Abstract

In ancient basement regions such as the Lewisian Complex, NW Scotland, the ages of brittle deformation events are commonly poorly constrained due to a lack of datable fills. An array of NW-SE sinistral and antithetic E-W dextral faults related to a regionally recognized episode of brittle shearing cut Neoarchaean gneisses and c. 2.25 Ga quartz-pyrite veins close to the trace of the unexposed, regional-scale NW-SE fault. Copper-iron mineralisation occurs at an intersection between an antithetic dextral fault and an older c. 2.25 Ga quartz vein.
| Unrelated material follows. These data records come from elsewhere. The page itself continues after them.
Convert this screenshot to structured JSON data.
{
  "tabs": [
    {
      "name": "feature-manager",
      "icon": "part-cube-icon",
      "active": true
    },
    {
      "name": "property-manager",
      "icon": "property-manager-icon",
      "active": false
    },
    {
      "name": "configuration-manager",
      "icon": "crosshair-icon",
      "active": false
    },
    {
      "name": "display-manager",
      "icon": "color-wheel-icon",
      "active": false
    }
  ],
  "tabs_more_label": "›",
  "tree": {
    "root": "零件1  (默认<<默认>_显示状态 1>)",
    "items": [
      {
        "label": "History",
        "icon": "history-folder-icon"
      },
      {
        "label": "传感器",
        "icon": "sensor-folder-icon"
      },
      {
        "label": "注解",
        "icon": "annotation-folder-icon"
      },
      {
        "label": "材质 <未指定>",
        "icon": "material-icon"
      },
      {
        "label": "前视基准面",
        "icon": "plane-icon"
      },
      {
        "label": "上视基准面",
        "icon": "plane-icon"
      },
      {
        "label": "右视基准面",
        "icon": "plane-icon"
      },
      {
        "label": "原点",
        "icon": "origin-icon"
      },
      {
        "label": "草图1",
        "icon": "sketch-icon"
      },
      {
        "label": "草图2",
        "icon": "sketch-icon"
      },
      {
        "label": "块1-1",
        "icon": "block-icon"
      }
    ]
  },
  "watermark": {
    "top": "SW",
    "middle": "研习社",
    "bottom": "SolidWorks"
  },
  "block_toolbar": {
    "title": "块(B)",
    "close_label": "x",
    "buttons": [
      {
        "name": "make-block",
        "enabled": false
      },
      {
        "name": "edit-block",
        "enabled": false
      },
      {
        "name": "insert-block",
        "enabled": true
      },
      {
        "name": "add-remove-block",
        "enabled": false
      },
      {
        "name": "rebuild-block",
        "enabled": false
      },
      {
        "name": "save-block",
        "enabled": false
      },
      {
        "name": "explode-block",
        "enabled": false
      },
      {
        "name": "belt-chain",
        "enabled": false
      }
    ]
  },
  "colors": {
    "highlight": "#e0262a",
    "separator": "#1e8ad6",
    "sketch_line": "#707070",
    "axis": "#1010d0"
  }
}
Optical microscopy, SEM and XRD analyses reveal an array of intergrown, co-genetic copper-iron sulphides, hematite and barite. Complex mm-thick zoned alteration rims rich in epidote occur at contacts between the sulphides and gneisses. Rhenium-Osmium copper-iron sulphide geochronology yields an age of c. 1.55 Ga for the hydrothermal mineralization event associated with faulting. Fault movements demonstrably overlap with mineralisation based on the asymmetric fibrous growth forms of these minerals within local dextral shears which acted as local channelways for mineralizing fluids during and after faulting. We tentatively propose that this regionally recognised strike slip faulting, previously termed the ‘Late Laxfordian’, should be referred to as the ‘Assyntian’ in order to distinguish it from kinematically distinct Laxfordian events.